I’m facing to this issue.
Clearly I cannot accept the alternative solution. So how Can I fix my issue ?
Error: Invalid for_each argument
│
│ on groups.tf line 4, in module "keycloak_group":
│ 4: for_each = {
│ 5: for role in module.keycloak_saml_role : role.role_id => role }
│ ├────────────────
│ │ module.keycloak_saml_role is object with 6 attributes
│
│ The "for_each" map includes keys derived from resource attributes that cannot be determined until apply, and so Terraform cannot determine the full set of keys that will identify the instances of this resource.
│
│ When working with unknown values in for_each, it's better to define the map keys statically in your configuration and place apply-time results only in the map values.
│
│ Alternatively, you could use the -target planning option to first apply only the resources that the for_each value depends on, and then apply a second time to fully converge.
You haven’t shown enough of your code to enable much help to be given, so all I can say is that you need to use something other than role.role_id as the keys of your for_each.
It needs to be some string value that is known before Terraform starts to apply the changes.
Indeed… what @maxb is suggesting is the same thing Terraform is trying to suggest in the second paragraph of the error message:
When working with unknown values in for_each, it’s better to define the map keys statically in your configuration and place apply-time results only in the map values.
The role IDs seem to be “apply-time results” here in that the final values for those will be decided by the remote system during the apply step, rather than being chosen by logic within your Terraform configuration.
It is hard to offer a concrete suggestion that will definitely work without seeing more about how this is defined and how that other upstream module is defined.
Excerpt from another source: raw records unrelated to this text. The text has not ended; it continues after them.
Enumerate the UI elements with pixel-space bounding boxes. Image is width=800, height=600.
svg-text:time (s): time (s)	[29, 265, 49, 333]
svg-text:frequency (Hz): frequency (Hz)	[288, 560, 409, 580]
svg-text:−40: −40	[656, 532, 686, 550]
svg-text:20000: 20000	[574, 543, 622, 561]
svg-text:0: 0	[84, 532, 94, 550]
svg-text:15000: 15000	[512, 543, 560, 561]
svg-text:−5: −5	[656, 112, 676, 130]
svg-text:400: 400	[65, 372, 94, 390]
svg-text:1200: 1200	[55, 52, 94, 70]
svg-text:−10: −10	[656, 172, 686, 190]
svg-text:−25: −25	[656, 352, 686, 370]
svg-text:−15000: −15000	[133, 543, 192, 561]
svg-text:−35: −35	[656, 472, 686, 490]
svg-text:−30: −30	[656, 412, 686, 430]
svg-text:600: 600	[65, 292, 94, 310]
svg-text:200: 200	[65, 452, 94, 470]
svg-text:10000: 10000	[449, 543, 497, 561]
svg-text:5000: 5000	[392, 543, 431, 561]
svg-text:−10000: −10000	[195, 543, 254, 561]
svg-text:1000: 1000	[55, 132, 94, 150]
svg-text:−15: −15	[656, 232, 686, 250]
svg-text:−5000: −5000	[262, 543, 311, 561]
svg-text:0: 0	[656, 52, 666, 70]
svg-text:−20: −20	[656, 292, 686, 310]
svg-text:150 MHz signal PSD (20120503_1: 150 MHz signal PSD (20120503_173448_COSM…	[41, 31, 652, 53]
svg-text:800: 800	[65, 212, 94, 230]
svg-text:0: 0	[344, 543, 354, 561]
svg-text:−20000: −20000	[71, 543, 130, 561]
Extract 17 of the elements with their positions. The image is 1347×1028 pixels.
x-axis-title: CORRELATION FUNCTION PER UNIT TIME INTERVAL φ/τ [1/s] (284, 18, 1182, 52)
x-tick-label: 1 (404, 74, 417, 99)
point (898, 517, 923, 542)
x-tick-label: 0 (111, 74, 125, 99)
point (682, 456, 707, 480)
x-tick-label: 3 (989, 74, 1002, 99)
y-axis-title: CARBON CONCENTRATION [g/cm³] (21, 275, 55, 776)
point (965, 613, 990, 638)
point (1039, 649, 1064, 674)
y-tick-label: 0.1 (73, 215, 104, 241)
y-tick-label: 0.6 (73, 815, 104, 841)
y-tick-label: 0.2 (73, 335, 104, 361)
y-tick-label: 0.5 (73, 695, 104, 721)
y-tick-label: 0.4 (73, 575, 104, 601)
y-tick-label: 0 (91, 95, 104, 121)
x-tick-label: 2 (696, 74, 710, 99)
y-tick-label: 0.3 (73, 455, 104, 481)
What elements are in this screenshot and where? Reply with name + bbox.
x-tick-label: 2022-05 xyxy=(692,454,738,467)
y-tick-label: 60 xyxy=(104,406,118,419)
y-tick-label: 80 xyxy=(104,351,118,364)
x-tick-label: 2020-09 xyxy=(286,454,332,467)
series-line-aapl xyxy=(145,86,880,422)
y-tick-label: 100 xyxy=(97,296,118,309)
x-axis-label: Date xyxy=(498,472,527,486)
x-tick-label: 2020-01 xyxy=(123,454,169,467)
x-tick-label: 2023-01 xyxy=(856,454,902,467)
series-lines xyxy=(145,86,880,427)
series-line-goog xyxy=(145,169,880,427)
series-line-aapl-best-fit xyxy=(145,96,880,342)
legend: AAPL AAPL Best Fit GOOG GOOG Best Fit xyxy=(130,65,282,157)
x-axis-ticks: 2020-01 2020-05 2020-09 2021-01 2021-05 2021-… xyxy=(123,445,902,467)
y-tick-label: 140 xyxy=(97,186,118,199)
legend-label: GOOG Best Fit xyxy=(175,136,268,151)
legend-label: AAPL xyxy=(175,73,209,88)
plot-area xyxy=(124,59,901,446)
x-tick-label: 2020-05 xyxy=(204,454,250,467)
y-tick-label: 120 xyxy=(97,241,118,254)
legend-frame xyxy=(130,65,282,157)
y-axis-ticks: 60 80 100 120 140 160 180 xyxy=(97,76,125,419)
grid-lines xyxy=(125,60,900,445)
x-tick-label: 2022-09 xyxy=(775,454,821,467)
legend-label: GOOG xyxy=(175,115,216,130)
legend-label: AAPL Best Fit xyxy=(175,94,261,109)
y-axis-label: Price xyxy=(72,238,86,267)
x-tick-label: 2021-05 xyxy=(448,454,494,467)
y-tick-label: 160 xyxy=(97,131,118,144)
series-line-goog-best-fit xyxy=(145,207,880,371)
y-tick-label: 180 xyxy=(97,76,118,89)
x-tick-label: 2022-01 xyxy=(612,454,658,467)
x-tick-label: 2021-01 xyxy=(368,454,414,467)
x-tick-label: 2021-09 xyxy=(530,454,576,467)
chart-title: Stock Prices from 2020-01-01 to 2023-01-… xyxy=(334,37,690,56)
However, the hints in the error message make me suspect that your module "keycloak_saml_role" block also has for_each set on it (making the module.keycloak_saml_role result appear as an object with one attribute for each instance). If that is true then you could try chaining the instances directly, since that module’s result is already compatible with for_each:
for_each = module.keycloak_saml_role
This means that the instance keys for module "keycloak_group" will exactly match the instance keys for module "keycloak_saml_role", which are guaranteed to be known during planning or else you would have seen this same error upstream in the other module block.
There is more detail on this pattern in the Chaining for_each section of the docs.